James rounds out his case with two substantive canons of interpretation. First, the canon of constitutional avoidance commands courts to construe statutes, where possible, so as to avoid potential conflicts with constitutional rules. James urges that since a conviction of attempted burglary does not require a jury to find that a defendant engaged in conduct posing a risk of physical injury, the Eleventh Circuit’s rule that attempted burglary involves such conduct amounts to judicial fact-finding forbidden under the Apprendi line of cases. James argues that pursuant to this canon, the ACCA must be construed so as to not raise this potential conflict with the Fifth and Sixth Amendments. Second, James claims that the rule of lenity requires the Court to resolve any ambiguity in the ACCA in favor of criminal defendants.
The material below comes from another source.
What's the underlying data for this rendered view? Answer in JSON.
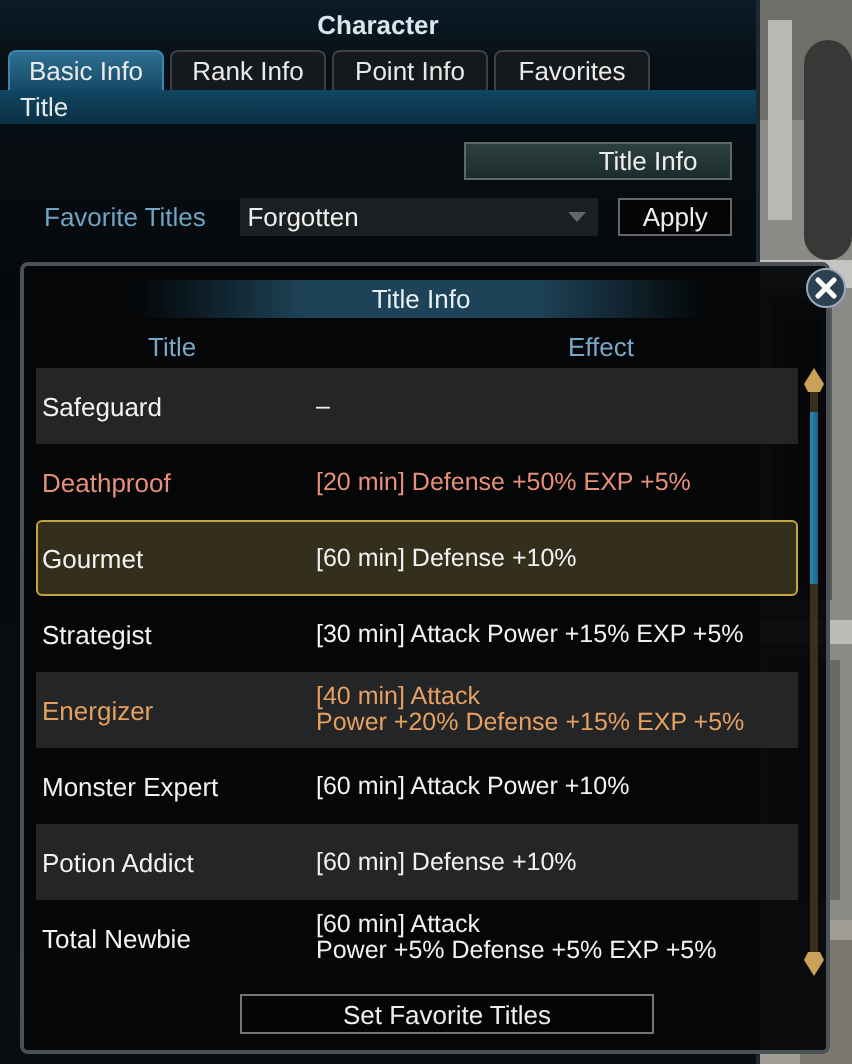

The United States counters by describing attempted burglary as falling neatly within the catch-all clause of Section 924(e)(2)(B)(ii). The United States argues that attempted burglary necessarily involves “conduct that presents a serious potential risk of physical injury to another”—with the emphasis on potential. Congress included burglary among the ACCA’s enumerated predicate crimes due to the possibility of a violent confrontation between an intruder and a rightful occupant of a dwelling. An attempt to enter another’s dwelling poses the same potential risk of violence, even if the offender does not succeed in entering the dwelling. (The United States’s brief points out that during his burglary attempt, James threw a hammer through a closed window while a man and his 19-month-old daughter were inside.) In addition, a conviction of attempted burglary under Florida law requires proof of an overt act directed toward entering or remaining in a structure or conveyance. James’s conviction for attempted burglary thus encompassed proof that he engaged in conduct that posed a potential risk of physical injury to another.

The United States denies that any canons of textual interpretation cut the way James claims. The United States characterizes James’s argument about the textual discrepancy between the two prongs of Section 924(e)(2)(B) as an expressio unius argument that is appropriate only in cases of omission from a single group or series of terms. Expressio unius est exclusio alterius (the expression of one thing is the exclusion of the other) does not apply to textual discrepancies between parallel, alternative provisions. The United States similarly argues that the ejusdem generis canon does not help James, since that canon only highlights the common attribute among the enumerated predicate crimes explicitly identified by the statute: that of “conduct that presents a serious potential risk of injury to another.”

The United States’s argument that attempted burglary necessarily involves the same potential risk of physical injury as burglary dispenses with James’s substantive canons. Since attempted burglary encompasses such potential risks, a court need not engage in an unconstitutional inquiry into the facts of a particular case in order for an attempt conviction to qualify as a “violent felony” under the ACCA. The rule of lenity, meanwhile, is reserved for cases of a “grievous ambiguity” in the statutory text that does not appear under the government’s interpretation of the law.